Download PDF

Rassegna di Architettura e Urbanistica

Publication date: 2016-12-01
Volume: 150 Pages: 106 - 113
Publisher: Quodlibet

Author:

Puddu, Sabrina

Abstract:

Between the 1860s and the 1960s, 16 penal colonies were founded in the rural territory of Italy. Their establishment was framed within two main goals of the newly born national state: the ultimate codification of a unified national penal law, and the domestication and modernization of remote – and often hostile - rural territories. Most of the penal colonies - in particular those established on the island of Sardinia - were conceived as transitory garrisons of national power. They were planned having in mind their future transformation from penal to civil settlements, a conversion to be accomplished once the agrarian reclaim of previously uncultivated land had been completed.
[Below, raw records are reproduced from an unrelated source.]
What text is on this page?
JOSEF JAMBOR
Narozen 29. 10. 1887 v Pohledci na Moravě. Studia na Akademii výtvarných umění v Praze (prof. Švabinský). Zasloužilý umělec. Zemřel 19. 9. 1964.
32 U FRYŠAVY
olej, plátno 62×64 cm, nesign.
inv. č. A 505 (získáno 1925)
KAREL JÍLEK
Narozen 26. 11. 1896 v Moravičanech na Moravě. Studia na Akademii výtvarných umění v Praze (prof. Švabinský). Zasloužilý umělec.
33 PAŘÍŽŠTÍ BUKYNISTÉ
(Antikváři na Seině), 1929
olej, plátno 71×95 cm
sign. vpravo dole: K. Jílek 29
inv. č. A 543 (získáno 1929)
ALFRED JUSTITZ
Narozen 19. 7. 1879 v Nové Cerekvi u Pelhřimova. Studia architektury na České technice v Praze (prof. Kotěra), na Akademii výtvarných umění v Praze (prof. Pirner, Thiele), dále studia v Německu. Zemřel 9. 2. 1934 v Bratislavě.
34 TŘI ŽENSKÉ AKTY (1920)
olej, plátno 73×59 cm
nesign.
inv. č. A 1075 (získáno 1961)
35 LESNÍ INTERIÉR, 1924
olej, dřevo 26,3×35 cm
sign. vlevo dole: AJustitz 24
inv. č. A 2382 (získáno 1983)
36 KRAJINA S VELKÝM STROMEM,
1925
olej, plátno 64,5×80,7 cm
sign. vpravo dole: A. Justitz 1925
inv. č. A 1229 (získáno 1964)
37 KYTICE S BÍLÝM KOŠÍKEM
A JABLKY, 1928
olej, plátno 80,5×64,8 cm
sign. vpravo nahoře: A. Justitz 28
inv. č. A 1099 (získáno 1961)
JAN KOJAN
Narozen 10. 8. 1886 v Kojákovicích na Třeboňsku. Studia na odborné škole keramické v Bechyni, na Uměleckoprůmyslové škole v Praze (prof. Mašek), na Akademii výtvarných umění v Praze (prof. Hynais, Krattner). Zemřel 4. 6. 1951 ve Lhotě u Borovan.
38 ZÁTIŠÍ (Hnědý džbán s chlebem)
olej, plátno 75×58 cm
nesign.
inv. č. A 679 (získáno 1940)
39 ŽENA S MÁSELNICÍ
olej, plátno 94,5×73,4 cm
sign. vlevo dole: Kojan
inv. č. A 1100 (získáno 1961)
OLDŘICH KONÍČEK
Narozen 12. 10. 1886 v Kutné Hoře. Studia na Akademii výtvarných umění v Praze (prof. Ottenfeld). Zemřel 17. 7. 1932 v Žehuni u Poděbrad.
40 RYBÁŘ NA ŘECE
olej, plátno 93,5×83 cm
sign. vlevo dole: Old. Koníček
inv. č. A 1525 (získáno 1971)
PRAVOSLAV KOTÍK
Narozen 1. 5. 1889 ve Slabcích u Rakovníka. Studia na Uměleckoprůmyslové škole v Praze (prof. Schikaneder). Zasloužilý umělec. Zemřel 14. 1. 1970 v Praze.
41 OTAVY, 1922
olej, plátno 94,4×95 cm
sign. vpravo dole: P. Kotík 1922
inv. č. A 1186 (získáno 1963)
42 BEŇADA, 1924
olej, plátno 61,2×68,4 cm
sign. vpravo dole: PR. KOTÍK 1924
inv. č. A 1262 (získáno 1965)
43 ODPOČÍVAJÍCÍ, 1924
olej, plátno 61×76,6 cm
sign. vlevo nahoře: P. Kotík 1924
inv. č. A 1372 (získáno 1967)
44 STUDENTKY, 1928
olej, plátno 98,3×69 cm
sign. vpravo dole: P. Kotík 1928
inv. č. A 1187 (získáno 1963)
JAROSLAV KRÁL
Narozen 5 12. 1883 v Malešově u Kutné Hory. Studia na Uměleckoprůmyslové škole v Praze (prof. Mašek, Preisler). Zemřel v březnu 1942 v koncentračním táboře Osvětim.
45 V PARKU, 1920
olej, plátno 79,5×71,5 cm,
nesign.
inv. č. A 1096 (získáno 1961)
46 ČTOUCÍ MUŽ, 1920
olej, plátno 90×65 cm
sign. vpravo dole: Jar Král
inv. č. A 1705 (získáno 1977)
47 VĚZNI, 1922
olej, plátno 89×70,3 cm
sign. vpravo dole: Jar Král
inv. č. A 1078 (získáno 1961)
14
Thus, penal colonies had to contribute to the birth and acceptance of a new rural order at the service of a modern agrarian economy. This assumed the complete abandonment by local farmers and shepherds of their secular habits and rights of use of land – called right of Ademprivium and based on the feudal condition of Dominium Divisum – in order to embrace the notion and rules of absolute ownership that the institution of the Cadaster had finally codified. Given these high ambitions, penal colonies developed as a specific settlement type, whose spatial principles registered both their contingent scope as carceral institutions, and the greater geopolitical project of reform - of people and space - in rural Italy.